All memory accesses are prefixed with a call to a run-time function. The function encodes the type and the size of access in its name; it receives the address as a parameter, e.g. __hwasan_load4(void *ptr); it loads the memory tag, compares it with the pointer tag, and executes __builtin_trap (or calls __hwasan_error_load4(void *ptr)) on mismatch.
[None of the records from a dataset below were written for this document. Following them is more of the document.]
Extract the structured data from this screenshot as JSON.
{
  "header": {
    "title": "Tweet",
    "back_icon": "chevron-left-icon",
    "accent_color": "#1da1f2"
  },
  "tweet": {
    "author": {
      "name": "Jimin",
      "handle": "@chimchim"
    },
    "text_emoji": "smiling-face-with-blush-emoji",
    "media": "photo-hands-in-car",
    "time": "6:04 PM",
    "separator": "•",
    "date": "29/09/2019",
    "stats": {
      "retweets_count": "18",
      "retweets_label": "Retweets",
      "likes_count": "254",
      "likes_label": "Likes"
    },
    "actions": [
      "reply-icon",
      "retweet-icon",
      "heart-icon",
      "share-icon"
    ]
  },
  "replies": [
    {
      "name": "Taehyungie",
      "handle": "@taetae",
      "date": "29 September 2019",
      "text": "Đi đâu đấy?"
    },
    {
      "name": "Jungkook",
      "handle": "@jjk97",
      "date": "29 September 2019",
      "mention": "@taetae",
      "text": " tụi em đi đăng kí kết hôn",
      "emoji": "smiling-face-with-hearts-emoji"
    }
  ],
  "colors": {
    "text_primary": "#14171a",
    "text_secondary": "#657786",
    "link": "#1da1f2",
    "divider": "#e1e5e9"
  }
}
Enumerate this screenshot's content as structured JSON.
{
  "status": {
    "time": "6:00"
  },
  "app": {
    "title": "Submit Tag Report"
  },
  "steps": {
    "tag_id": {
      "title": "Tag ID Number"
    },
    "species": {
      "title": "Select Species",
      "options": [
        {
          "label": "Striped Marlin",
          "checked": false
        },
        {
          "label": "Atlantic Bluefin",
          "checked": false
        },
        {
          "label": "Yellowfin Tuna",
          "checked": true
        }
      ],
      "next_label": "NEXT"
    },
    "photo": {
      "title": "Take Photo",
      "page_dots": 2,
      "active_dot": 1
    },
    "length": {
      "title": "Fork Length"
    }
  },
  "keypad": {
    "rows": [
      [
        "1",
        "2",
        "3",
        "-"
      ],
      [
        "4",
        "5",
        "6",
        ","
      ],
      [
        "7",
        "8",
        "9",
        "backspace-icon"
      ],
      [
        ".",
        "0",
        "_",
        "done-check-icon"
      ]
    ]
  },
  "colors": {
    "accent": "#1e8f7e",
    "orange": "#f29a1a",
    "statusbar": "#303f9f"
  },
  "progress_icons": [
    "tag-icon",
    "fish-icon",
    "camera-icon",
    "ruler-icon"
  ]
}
It’s possible to inline this callback too.

Heap

Tagging the heap memory/pointers is done by malloc. This can be based on any malloc that forces all objects to be N-aligned.

Stack

Special compiler instrumentation is required to align the local variables by N, tag the memory and the pointers. Stack instrumentation is expected to be a major source of overhead, but could be optional. TODO: details.

Globals

TODO: details.

Error reporting

Errors are generated by __builtin_trap and are handled by a signal handler.

Comparison with AddressSanitizer

HardwareAssistedAddressSanitizer:
  • Is less portable than AddressSanitizer as it relies on hardware Address Tagging (AArch64). Address Tagging can be emulated with compiler instrumentation, but it will require the instrumentation to remove the tags before any load or store, which is infeasible in any realistic environment that contains non-instrumented code.
  • May have compatibility problems if the target code uses higher pointer bits for other purposes.
  • May require changes in the OS kernels (e.g. Linux seems to dislike tagged pointers passed from address space).
  • Does not require redzones to detect buffer overflows, but the buffer overflow detection is probabilistic, with roughly (2**K-1)/(2**K) probability of catching a bug.
  • Does not require quarantine to detect heap-use-after-free, or stack-use-after-return. The detection is similarly probabilistic.

The memory overhead of HardwareAssistedAddressSanitizer is expected to be much smaller than that of AddressSanitizer: 1/N extra memory for the shadow and some overhead due to N-aligning all objects.